OX40–Ig treatment prevents illness and T cell inflammation during influenza infection. (A) BALB/c mice (n = 4) were infected with influenza, treated with mouse IgG or OX40–Ig on alternate days, and weight loss was monitored and expressed as percent of original weight (P < 0.05 days 2–6). Illness was scored from 1–5 based on the degree of immobility, cachexia, and ruffled fur. The cumulative illness score was calculated by treatment group (B). (C) Total numbers of BAL CD4⁺ and CD8⁺ T cells 6 d after infection were determined by multiplying the percent of positive cells by flow cytometry with the total viable cells recovered from the BAL of IgG or OX40–Ig-treated mice. (D) In an identical experiment, BAL CD4⁺ and CD8⁺ T cell numbers were determined in mice treated with IgG, OX40–Ig, and OX40–mutIgG (gray symbols). Open symbols, OX40–Ig-treated mice; closed symbols, control IgG–treated mice. E and F show representative hematoxylin and eosin–stained lung sections 7 d after influenza infection in OX40–Ig- (E) or IgG- (F) treated mice. All experiments were repeated two to three times with five mice per group.

Figure 3.

OX40–Ig reduces TNF and tetramer binding of CD8⁺ T cells. (A) Influenza-infected mice were treated with IgG or OX40–Ig and lung cells were stained for CD8 and intracellular TNF. Total numbers were calculated by multiplying total viable cells by the percent of CD8⁺/TNF⁺ cells. Mean percent (left) and total numbers (right) ± SEM from five mice per group are shown.
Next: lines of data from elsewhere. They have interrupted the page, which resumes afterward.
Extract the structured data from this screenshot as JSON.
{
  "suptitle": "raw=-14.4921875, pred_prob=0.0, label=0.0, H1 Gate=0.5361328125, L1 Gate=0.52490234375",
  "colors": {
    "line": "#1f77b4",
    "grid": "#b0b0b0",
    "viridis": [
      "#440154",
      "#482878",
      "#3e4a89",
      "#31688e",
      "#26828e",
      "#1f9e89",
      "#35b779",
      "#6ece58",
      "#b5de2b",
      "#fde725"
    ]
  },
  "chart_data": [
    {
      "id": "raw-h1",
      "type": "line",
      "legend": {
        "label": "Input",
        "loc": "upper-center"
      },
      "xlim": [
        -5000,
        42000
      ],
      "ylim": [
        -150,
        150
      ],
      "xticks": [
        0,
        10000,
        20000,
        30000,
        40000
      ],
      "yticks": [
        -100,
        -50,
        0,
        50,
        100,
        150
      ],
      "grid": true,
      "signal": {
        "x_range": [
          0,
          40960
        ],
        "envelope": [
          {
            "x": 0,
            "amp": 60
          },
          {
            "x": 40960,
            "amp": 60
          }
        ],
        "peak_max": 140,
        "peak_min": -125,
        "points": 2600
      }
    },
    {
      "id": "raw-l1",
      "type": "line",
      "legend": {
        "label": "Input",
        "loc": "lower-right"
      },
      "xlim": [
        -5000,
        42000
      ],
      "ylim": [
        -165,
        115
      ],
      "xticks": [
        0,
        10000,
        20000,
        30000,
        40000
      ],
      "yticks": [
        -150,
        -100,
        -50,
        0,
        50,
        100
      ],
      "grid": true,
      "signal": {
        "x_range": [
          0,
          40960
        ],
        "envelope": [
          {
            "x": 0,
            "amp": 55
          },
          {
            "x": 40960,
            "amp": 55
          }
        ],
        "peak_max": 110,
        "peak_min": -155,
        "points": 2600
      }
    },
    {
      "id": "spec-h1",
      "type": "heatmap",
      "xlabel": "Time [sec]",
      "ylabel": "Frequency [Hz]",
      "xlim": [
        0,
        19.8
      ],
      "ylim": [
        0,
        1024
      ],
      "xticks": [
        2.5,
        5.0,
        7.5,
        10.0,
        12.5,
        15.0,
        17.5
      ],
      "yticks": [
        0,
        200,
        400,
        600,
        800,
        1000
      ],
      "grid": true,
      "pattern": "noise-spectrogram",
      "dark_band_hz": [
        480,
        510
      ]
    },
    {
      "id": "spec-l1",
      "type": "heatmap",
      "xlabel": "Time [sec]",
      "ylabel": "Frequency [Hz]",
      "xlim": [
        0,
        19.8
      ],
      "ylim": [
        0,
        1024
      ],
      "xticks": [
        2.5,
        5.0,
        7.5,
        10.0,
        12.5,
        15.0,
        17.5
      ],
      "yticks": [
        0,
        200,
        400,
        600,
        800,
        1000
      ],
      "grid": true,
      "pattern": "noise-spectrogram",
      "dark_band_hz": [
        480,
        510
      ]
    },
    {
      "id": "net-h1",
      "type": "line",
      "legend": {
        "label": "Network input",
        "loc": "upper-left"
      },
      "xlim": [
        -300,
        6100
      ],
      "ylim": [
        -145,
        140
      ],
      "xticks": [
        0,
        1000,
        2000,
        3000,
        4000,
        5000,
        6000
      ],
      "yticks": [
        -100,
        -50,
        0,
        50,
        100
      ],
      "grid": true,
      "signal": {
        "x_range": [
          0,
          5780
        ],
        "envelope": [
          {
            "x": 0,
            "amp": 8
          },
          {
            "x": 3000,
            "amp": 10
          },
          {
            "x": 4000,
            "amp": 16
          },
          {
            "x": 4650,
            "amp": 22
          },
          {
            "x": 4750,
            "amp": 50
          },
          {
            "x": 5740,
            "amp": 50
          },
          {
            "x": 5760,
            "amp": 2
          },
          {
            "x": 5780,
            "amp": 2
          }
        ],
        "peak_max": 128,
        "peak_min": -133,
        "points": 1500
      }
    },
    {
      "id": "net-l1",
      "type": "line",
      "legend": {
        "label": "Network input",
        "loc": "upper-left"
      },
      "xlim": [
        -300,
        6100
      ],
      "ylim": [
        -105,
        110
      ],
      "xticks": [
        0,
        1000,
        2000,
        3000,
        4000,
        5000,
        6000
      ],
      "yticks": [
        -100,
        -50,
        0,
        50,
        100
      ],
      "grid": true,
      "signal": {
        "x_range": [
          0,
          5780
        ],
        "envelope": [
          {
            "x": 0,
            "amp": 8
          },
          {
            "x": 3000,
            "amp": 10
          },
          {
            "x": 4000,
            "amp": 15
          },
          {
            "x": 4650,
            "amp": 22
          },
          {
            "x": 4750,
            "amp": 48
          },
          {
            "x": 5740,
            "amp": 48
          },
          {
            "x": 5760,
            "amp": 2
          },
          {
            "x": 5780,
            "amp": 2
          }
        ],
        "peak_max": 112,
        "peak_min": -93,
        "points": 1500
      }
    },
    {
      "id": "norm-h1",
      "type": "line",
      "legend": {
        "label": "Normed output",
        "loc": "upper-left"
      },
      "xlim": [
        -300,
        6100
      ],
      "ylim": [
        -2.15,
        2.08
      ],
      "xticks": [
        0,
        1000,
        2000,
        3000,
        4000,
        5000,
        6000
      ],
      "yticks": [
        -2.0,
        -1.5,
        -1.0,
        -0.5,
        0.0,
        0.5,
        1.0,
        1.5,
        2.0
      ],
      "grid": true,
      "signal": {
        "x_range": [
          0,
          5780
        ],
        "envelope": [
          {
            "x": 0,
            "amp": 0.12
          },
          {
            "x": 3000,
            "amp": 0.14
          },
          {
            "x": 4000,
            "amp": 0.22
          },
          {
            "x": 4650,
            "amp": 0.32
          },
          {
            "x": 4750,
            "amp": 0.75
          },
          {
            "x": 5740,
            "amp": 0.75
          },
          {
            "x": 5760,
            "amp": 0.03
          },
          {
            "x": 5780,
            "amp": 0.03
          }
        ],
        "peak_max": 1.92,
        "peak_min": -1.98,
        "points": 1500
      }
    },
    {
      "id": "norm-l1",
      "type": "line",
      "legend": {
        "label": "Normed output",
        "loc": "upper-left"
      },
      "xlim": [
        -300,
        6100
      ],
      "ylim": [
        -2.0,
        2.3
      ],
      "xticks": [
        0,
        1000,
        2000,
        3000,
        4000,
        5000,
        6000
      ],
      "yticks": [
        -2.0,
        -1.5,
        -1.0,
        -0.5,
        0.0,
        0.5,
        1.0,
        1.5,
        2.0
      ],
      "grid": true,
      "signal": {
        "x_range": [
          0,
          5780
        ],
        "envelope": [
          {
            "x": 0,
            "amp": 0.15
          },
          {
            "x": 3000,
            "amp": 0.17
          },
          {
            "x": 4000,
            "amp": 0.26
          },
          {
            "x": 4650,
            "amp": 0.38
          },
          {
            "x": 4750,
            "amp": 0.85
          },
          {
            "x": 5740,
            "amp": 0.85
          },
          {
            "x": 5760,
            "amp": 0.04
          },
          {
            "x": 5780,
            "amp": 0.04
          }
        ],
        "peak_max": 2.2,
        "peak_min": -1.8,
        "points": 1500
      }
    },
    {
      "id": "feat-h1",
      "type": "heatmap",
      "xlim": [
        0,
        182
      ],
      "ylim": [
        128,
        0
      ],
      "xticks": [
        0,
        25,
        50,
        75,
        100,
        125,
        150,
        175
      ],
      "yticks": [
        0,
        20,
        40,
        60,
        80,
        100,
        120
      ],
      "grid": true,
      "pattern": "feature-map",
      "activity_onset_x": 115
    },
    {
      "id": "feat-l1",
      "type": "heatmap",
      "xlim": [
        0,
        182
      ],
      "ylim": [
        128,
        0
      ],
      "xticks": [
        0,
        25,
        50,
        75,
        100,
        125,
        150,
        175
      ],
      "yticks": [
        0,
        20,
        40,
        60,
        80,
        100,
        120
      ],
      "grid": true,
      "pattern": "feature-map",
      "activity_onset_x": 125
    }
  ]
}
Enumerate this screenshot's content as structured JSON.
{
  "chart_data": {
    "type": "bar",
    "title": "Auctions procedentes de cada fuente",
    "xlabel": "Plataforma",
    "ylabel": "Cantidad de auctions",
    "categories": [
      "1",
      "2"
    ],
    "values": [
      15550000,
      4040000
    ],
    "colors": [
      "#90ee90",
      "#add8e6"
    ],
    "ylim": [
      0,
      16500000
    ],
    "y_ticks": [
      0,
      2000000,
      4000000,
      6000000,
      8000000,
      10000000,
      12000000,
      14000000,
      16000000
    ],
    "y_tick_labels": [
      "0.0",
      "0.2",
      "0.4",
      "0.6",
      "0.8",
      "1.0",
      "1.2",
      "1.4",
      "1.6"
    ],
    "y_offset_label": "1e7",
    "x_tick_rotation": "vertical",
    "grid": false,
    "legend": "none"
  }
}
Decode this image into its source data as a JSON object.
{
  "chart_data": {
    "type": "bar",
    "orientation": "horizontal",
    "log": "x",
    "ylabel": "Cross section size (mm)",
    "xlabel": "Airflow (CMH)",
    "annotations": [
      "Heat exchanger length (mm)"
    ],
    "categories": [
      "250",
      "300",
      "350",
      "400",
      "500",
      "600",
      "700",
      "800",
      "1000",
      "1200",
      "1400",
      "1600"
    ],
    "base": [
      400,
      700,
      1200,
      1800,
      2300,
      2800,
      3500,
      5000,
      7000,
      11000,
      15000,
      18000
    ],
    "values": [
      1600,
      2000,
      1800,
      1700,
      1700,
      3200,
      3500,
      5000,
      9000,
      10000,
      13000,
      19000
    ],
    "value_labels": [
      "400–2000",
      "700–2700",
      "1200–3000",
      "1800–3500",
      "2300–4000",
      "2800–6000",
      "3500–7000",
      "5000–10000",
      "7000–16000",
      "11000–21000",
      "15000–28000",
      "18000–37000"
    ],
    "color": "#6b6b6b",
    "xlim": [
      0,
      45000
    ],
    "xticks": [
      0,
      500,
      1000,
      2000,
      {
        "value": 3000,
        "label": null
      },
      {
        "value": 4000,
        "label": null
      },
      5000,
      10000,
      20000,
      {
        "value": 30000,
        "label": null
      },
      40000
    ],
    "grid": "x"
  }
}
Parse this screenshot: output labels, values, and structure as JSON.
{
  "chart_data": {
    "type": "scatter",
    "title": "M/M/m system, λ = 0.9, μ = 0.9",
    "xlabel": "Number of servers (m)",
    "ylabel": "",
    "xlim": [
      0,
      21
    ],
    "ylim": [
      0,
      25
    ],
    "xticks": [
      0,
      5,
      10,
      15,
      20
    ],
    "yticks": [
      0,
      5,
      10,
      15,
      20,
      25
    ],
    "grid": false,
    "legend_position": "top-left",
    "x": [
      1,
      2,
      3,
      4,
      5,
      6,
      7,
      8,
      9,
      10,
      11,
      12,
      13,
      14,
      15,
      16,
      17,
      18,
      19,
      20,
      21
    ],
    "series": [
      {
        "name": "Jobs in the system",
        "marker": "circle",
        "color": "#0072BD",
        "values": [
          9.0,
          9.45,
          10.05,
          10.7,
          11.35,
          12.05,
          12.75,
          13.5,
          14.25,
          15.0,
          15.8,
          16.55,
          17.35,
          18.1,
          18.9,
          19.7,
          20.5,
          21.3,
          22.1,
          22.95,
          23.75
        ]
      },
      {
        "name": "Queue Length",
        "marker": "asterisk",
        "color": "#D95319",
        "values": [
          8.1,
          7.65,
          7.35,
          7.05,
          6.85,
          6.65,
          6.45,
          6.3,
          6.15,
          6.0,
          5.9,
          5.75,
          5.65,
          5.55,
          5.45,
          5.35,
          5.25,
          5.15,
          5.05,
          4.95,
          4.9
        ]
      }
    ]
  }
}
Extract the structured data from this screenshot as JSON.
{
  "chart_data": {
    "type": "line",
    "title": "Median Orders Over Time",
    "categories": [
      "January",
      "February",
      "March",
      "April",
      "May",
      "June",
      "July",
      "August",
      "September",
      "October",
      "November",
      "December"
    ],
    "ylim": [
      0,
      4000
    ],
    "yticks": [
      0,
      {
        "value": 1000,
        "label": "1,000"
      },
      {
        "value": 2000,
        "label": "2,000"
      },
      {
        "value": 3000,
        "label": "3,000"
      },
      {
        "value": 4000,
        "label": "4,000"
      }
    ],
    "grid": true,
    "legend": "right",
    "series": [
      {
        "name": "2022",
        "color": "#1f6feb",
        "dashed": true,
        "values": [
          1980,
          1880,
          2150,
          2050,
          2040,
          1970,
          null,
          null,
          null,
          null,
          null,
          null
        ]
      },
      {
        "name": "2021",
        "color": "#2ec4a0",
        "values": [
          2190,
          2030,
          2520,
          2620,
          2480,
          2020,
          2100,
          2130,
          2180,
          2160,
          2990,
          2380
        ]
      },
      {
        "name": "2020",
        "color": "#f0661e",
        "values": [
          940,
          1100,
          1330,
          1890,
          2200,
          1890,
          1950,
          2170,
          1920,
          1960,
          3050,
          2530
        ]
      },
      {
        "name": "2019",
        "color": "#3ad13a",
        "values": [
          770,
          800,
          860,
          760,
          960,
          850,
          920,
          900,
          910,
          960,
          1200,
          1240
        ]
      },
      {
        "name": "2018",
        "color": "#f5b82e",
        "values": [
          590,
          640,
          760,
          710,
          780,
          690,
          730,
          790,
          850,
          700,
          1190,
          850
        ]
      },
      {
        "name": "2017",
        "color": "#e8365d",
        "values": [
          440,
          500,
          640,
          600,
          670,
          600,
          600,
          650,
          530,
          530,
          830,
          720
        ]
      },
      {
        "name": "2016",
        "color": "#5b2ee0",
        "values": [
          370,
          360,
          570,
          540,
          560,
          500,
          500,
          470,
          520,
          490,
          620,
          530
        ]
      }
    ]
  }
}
Representative plots of lung CD8 versus TNF in lymphocytes 7 d after infection in IgG- (left) or OX40–Ig- (right) treated mice (B). (C and E) Lung cells were removed from IgG- or OX40–Ig-treated, influenza-infected mice 0, 2, 5, 7, and 10 d after infection and stained with anti–CD8-PercP, tetramer-APC, and anti–TNF-FITC. Total numbers were calculated by total viable cells × percent CD8⁺/Tetramer⁺ (C) or CD8⁺/Tetramer⁺/TNF⁺ (D). Results are mean values ± SEM of five mice per group. Representative plots of CD8 versus tetramer are shown in E in IgG- (left) or OX40–Ig- (right) treated mice 7 d after infection. All results are representative of at least two independent experiments containing five mice per group. Open symbols, OX40–Ig-treated mice; closed symbols, IgG-treated mice.

Figure 4.

OX40–Ig reduces established illness and T cell proliferation, increases apoptosis, but does not inhibit viral clearance or recall responses. (A) Mice (n = 3) were infected with influenza virus on day 0 and treated with IgG or OX40–Ig on days 3, 4, and 5 after infection. Weight loss is expressed as percent of original weight. (B) Mice (n = 4) were infected with influenza and treated with either IgG or OX40–Ig. On days 2, 5, 7, and 11 after infection, lung tissue was homogenized and viral titre was quantified by plaque assay. (C–E) Mice (n = 4) were infected with influenza and treated with IgG or OX40–Ig as in B. 3 wk later mice were challenged with influenza and on days 2, 5, and 7 after infection, CD4⁺ (C), CD8⁺ (D), and CD8⁺ tetramer⁺ (E) T cells were enumerated in lung tissue. (F and G) Proliferating MLN CD4 and CD8 T cells (F, by BrdU incorporation) and apoptotic annexin V–stained lung cells (G) were assessed in control- or OX40–Ig-treated mice 4 and 7 d, respectively, after influenza infection. Closed symbols, IgG control; open symbols, OX40–Ig. Mean values ± SEM are shown and are representative of two separate experiments.